Refusal Before Decoding: Detecting and Exploiting Refusal Signals in Intermediate LLM Activations
Matteo Gioele Collu, Riccardo Conte, Alberto Giaretta, Denis Kleyko, Mauro Conti, Matteo Zavatteri, Roberto Confalonieri
Abstract
In this paper, we investigate whether refusal behavior can be predicted from LLM intermediate activations before decoding using linear probes trained on residual stream activations at each transformer block. We find that refusal is linearly decodable well before the final layer, indicating that safety-relevant behavior is represented in intermediate activations before output generation. To test whether this signal is actionable, we introduce Mechanistic AutoDAN, a probe-guided variant of AutoDAN that replaces full-model fitness evaluation with partial forward passes and probe-based scoring inside a genetic prompt search loop. Across the evaluated models, our method achieves attack success rates competitive with vanilla AutoDAN while reducing per-iteration search time by up to 72%, and probe-guided prompts match or exceed AutoDAN's cross-model transfer in several configurations. We further find that the usefulness of probe guidance increases with model scale. Our results show that refusal is not only observable at the output level, but is encoded as a structured and actionable signal in intermediate LLM activations.
AI Impact Assessments
(1 models)Scientific Impact Assessment
1. Core Contribution
The paper makes two interrelated claims: (1) refusal behavior in LLMs is linearly decodable from intermediate residual-stream activations well before the final transformer layer, and (2) this signal is not merely diagnostic but *actionable* — it can replace full-model output evaluation in a jailbreak prompt search, yielding comparable attack success rates (ASR) with significant computational savings. The concrete instantiation is Mechanistic AutoDAN, which substitutes AutoDAN's log-likelihood fitness function (requiring full forward passes and target-string matching) with probe-based scoring from partial forward passes.

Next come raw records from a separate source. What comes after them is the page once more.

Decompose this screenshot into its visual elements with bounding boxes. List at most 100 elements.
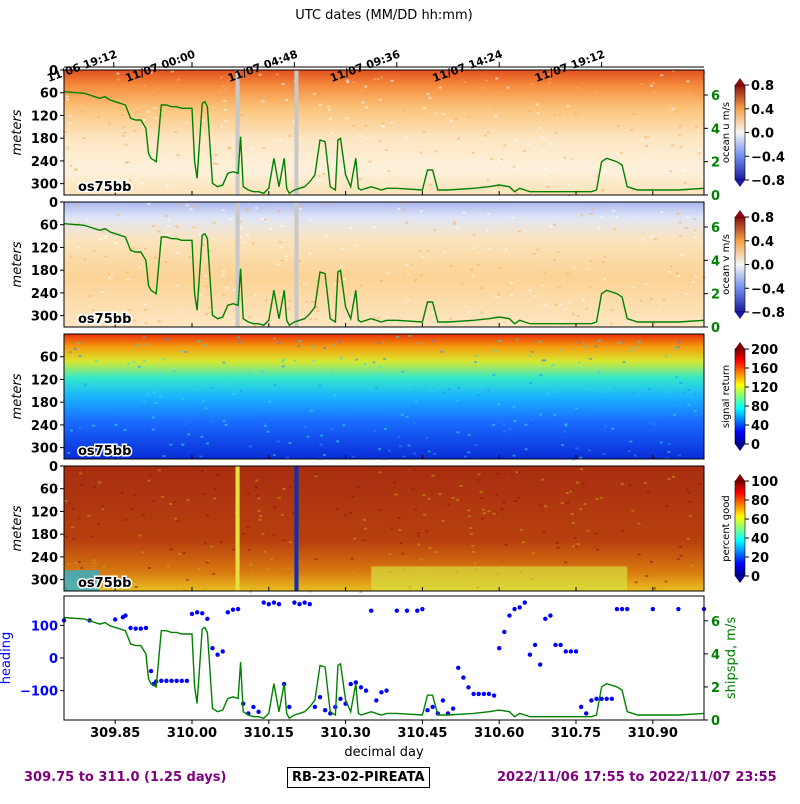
heatmap-texture	[433, 229, 437, 232]
heatmap-texture	[456, 431, 460, 434]
heatmap-texture	[67, 563, 71, 566]
y-tick-label: 180	[31, 264, 58, 279]
heatmap-texture	[364, 106, 368, 109]
heatmap-texture	[103, 237, 107, 240]
heatmap-texture	[91, 375, 95, 378]
heatmap-texture	[86, 454, 90, 457]
heatmap-texture	[372, 226, 376, 229]
heatmap-texture	[388, 553, 392, 556]
heatmap-texture	[280, 293, 284, 296]
heatmap-texture	[195, 205, 199, 208]
heading-point	[548, 613, 553, 618]
heatmap-texture	[167, 225, 171, 228]
heading-point	[312, 704, 318, 710]
heatmap-texture	[615, 216, 619, 219]
heatmap-texture	[185, 578, 189, 581]
heatmap-texture	[620, 340, 624, 343]
heading-point	[522, 600, 527, 605]
heatmap-texture	[601, 189, 605, 192]
low-quality-patch	[64, 570, 100, 591]
heatmap-texture	[202, 244, 206, 247]
heatmap-texture	[474, 444, 478, 447]
heatmap-texture	[154, 117, 158, 120]
y-tick-label: 0	[49, 64, 58, 79]
heatmap-texture	[136, 111, 140, 114]
heatmap-texture	[162, 455, 166, 458]
heatmap-texture	[222, 361, 226, 364]
heatmap-texture	[210, 107, 214, 110]
heatmap-texture	[377, 341, 381, 344]
heatmap-texture	[425, 530, 429, 533]
heatmap-texture	[519, 528, 523, 531]
heatmap-texture	[116, 213, 120, 216]
heatmap-texture	[67, 451, 71, 454]
colorbar-tick-label: 80	[751, 494, 769, 509]
heatmap-texture	[589, 213, 593, 216]
heatmap-texture	[534, 294, 538, 297]
heatmap-texture	[342, 424, 346, 427]
heatmap-texture	[428, 106, 432, 109]
heatmap-texture	[490, 158, 494, 161]
heatmap-texture	[133, 494, 137, 497]
heatmap-texture	[309, 318, 313, 321]
heatmap-texture	[464, 455, 468, 458]
heatmap-texture	[257, 497, 261, 500]
heatmap-texture	[305, 300, 309, 303]
heading-point	[619, 606, 625, 612]
heatmap-texture	[551, 364, 555, 367]
heading-point	[210, 646, 215, 651]
panel-frame	[63, 333, 705, 460]
heatmap-texture	[281, 259, 285, 262]
heatmap-texture	[77, 561, 81, 564]
heatmap-texture	[492, 424, 496, 427]
heatmap-texture	[160, 495, 164, 498]
heading-point	[589, 698, 594, 703]
heatmap-texture	[558, 113, 562, 116]
heatmap-texture	[579, 508, 583, 511]
colorbar-extend-top	[735, 474, 745, 481]
heading-point	[123, 613, 128, 618]
heatmap-texture	[239, 227, 243, 230]
heatmap-texture	[114, 179, 118, 182]
heading-point	[676, 606, 681, 612]
heatmap-texture	[700, 176, 704, 179]
heatmap-texture	[614, 408, 618, 411]
heatmap-texture	[140, 182, 144, 185]
heatmap-texture	[560, 443, 564, 446]
heatmap-texture	[292, 512, 296, 515]
heatmap-texture	[176, 251, 180, 254]
heatmap-texture	[471, 151, 475, 154]
heatmap-texture	[284, 258, 288, 261]
heatmap-texture	[677, 274, 681, 277]
heatmap-texture	[100, 291, 104, 294]
heatmap-texture	[173, 500, 177, 503]
heatmap-texture	[277, 341, 281, 344]
heatmap-texture	[340, 265, 344, 268]
heatmap-texture	[123, 131, 127, 134]
heatmap-texture	[93, 486, 97, 489]
heatmap-texture	[667, 270, 671, 273]
heatmap-texture	[500, 508, 504, 511]
heatmap-texture	[556, 325, 560, 328]
heatmap-texture	[384, 149, 388, 152]
heatmap-texture	[580, 214, 584, 217]
heatmap-texture	[100, 505, 104, 508]
ship-speed-overlay-line	[63, 223, 705, 327]
heatmap-texture	[70, 429, 74, 432]
heatmap-texture	[667, 391, 671, 394]
heatmap-texture	[595, 175, 599, 178]
heading-point	[440, 698, 446, 703]
heatmap-texture	[189, 208, 193, 211]
heatmap-texture	[643, 136, 647, 139]
heatmap-texture	[266, 430, 270, 433]
heatmap-texture	[524, 448, 528, 451]
heatmap-texture	[568, 159, 572, 162]
heatmap-texture	[359, 284, 363, 287]
heatmap-texture	[131, 247, 135, 250]
heatmap-texture	[143, 118, 147, 121]
colorbar-label: percent good	[721, 495, 732, 561]
heatmap-texture	[251, 242, 255, 245]
heatmap-texture	[653, 587, 657, 590]
heading-point	[169, 678, 174, 684]
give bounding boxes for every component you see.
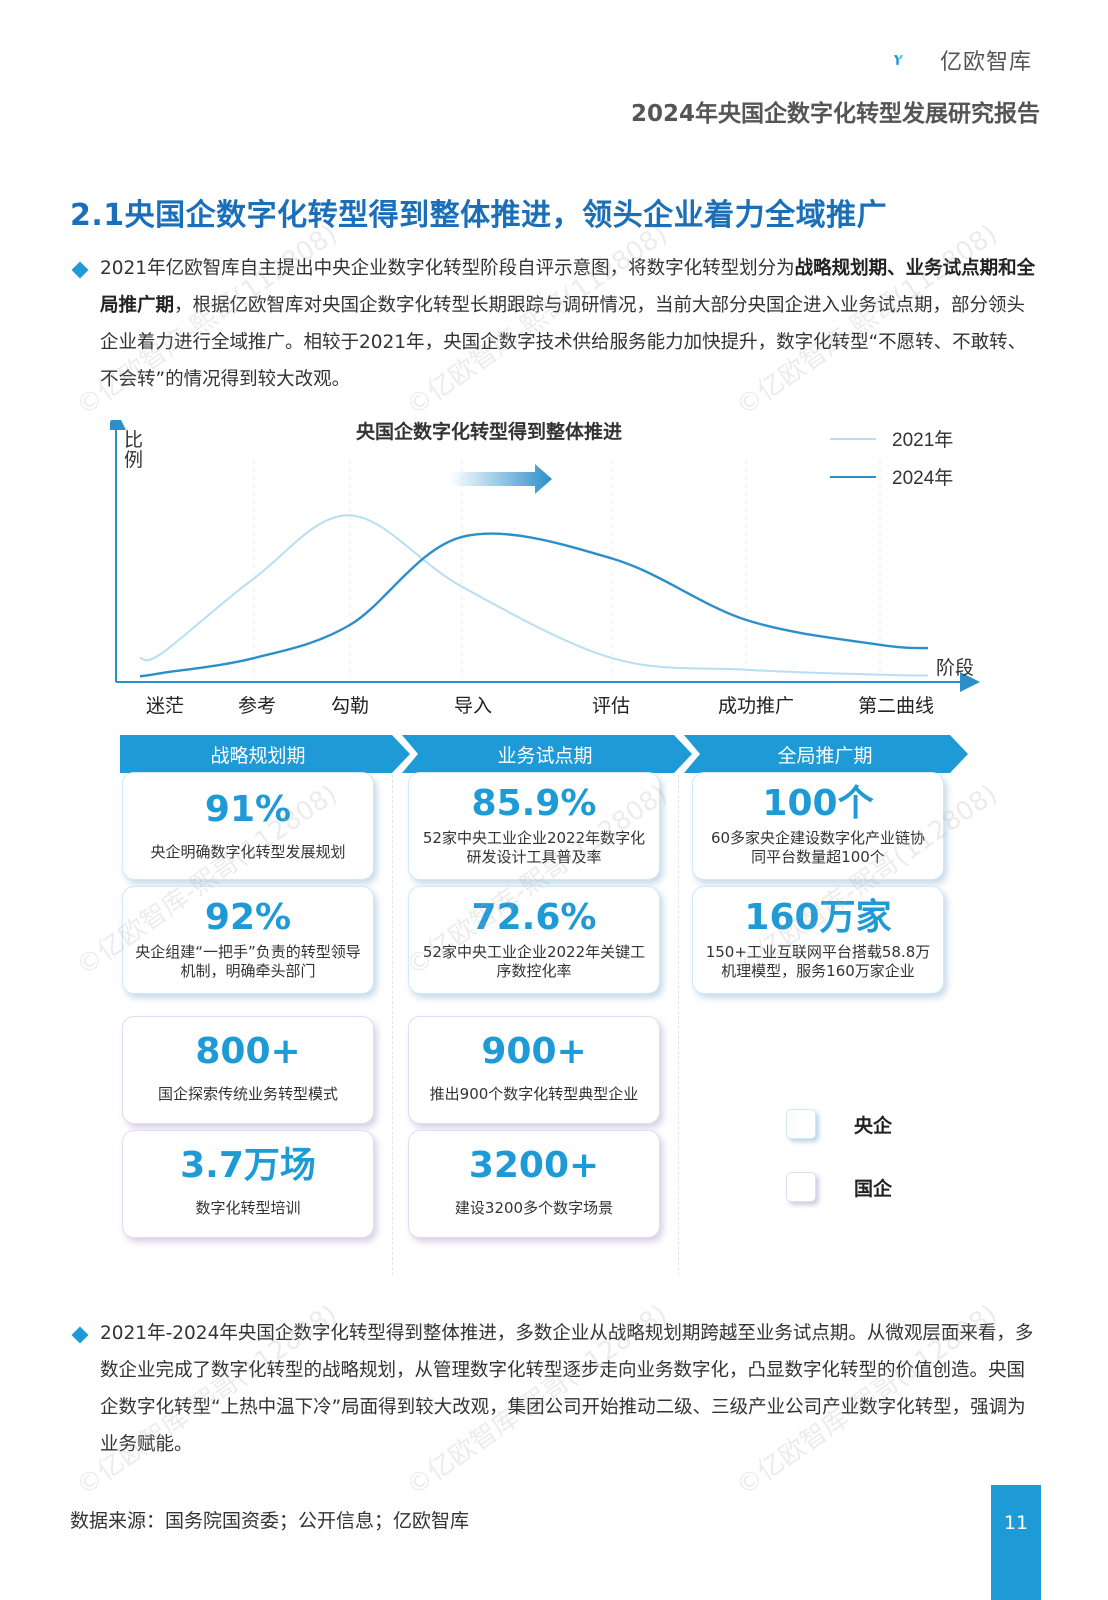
chart-title: 央国企数字化转型得到整体推进 [356,420,622,443]
stat-card: 3200+ 建设3200多个数字场景 [408,1130,660,1238]
legend-swatch-state [786,1172,816,1202]
stage-label: 参考 [238,695,277,717]
logo-text: 亿欧智库 [940,50,1033,75]
stat-card: 900+ 推出900个数字化转型典型企业 [408,1016,660,1124]
phase-bar-strategy [120,735,410,773]
phase-label-pilot: 业务试点期 [497,745,593,767]
legend-label-2024: 2024年 [892,467,953,489]
stage-curve-chart: 比 例 阶段 央国企数字化转型得到整体推进 2021年 2024年 [110,420,980,692]
legend-label-2021: 2021年 [892,429,953,451]
data-source: 数据来源：国务院国资委；公开信息；亿欧智库 [70,1510,470,1532]
stat-card: 91% 央企明确数字化转型发展规划 [122,772,374,880]
stage-labels: 迷茫 参考 勾勒 导入 评估 成功推广 第二曲线 [0,695,1108,735]
legend-label-state: 国企 [854,1178,893,1200]
intro-text-a: 2021年亿欧智库自主提出中央企业数字化转型阶段自评示意图，将数字化转型划分为 [100,258,795,279]
stat-card: 800+ 国企探索传统业务转型模式 [122,1016,374,1124]
stat-description: 央企组建“一把手”负责的转型领导机制，明确牵头部门 [135,943,361,980]
stat-value: 800+ [195,1031,301,1072]
stage-label: 评估 [592,695,631,717]
stage-label: 勾勒 [331,695,370,717]
progress-arrow-icon [450,464,552,494]
logo-icon [893,55,904,65]
x-axis-label: 阶段 [936,657,974,679]
page-number-box [991,1485,1041,1600]
phase-bar-promotion [684,735,968,773]
legend-swatch-soe [786,1109,816,1139]
stat-value: 91% [204,789,292,830]
y-axis-label-2: 例 [124,449,143,471]
legend-label-soe: 央企 [854,1115,893,1137]
stat-description: 建设3200多个数字场景 [454,1199,614,1217]
stat-value: 900+ [481,1031,587,1072]
stat-card: 92% 央企组建“一把手”负责的转型领导机制，明确牵头部门 [122,886,374,994]
stat-card: 160万家 150+工业互联网平台搭载58.8万机理模型，服务160万家企业 [692,886,944,994]
stat-description: 52家中央工业企业2022年数字化研发设计工具普及率 [422,829,646,866]
series-line-2024年 [139,532,929,678]
stat-value: 85.9% [471,783,597,824]
stat-description: 数字化转型培训 [195,1199,301,1217]
stage-label: 成功推广 [718,695,795,717]
column-divider [678,775,679,1275]
stat-description: 150+工业互联网平台搭载58.8万机理模型，服务160万家企业 [705,943,931,980]
phase-bars [120,735,968,773]
stat-card: 72.6% 52家中央工业企业2022年关键工序数控化率 [408,886,660,994]
intro-text-b: ，根据亿欧智库对央国企数字化转型长期跟踪与调研情况，当前大部分央国企进入业务试点… [100,295,1027,390]
y-axis-label-1: 比 [124,429,143,451]
stat-description: 国企探索传统业务转型模式 [157,1085,338,1103]
series-line-2021年 [139,514,929,677]
stat-value: 72.6% [471,897,597,938]
page-number: 11 [1003,1512,1029,1534]
report-title: 2024年央国企数字化转型发展研究报告 [630,101,1040,127]
stat-card: 100个 60多家央企建设数字化产业链协同平台数量超100个 [692,772,944,880]
stat-card: 85.9% 52家中央工业企业2022年数字化研发设计工具普及率 [408,772,660,880]
stat-description: 推出900个数字化转型典型企业 [429,1085,639,1103]
stat-description: 52家中央工业企业2022年关键工序数控化率 [422,943,646,980]
column-divider [392,775,393,1275]
stat-description: 60多家央企建设数字化产业链协同平台数量超100个 [710,829,926,866]
stat-value: 100个 [762,783,874,824]
section-title: 2.1央国企数字化转型得到整体推进，领头企业着力全域推广 [70,198,888,233]
bullet-icon [71,261,89,279]
stat-value: 160万家 [744,897,892,938]
bullet-icon [71,1326,89,1344]
stage-label: 导入 [454,695,493,717]
stage-label: 第二曲线 [858,695,935,717]
intro-bold: 战略规划期、业务试点期和全局推广期 [100,258,1036,316]
stat-value: 92% [204,897,292,938]
stat-description: 央企明确数字化转型发展规划 [150,843,346,861]
phase-label-promotion: 全局推广期 [777,745,873,767]
stat-value: 3.7万场 [180,1145,316,1186]
stat-value: 3200+ [468,1145,600,1186]
intro-paragraph: 2021年亿欧智库自主提出中央企业数字化转型阶段自评示意图，将数字化转型划分为战… [100,250,1040,398]
phase-bar-pilot [402,735,692,773]
phase-label-strategy: 战略规划期 [210,745,306,767]
stat-card: 3.7万场 数字化转型培训 [122,1130,374,1238]
stage-label: 迷茫 [146,695,185,717]
conclusion-paragraph: 2021年-2024年央国企数字化转型得到整体推进，多数企业从战略规划期跨越至业… [100,1323,1034,1455]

The novelty is moderate. The finding that safety-related features are linearly separable in intermediate activations is well-established by prior work (Arditi et al., 2024; Zou et al., 2023a; Li et al., 2025). The paper's incremental contribution is demonstrating that this signal can serve as a *fitness function* in a discrete genetic search loop, rather than being used for detection, defense, or direct activation manipulation. This is a meaningful but narrow extension — it shows operational utility of a known phenomenon in a specific attack framework.
2. Methodological Rigor
Strengths:
Weaknesses:
3. Potential Impact
The practical impact is limited but non-trivial. The 72% search time reduction on the 27B model is meaningful for researchers conducting red-teaming at scale. However, the requirement for white-box access to intermediate activations limits direct adversarial applicability. The transferability results partially address this but are mixed — probe-guided prompts sometimes transfer better, sometimes worse, with no clear systematic advantage.
The defensive implications are perhaps more interesting than the offensive ones. If refusal is reliably detectable at early layers, this could enable early-exit detection mechanisms or more efficient safety classifiers. The paper mentions this but does not explore it, which is a missed opportunity.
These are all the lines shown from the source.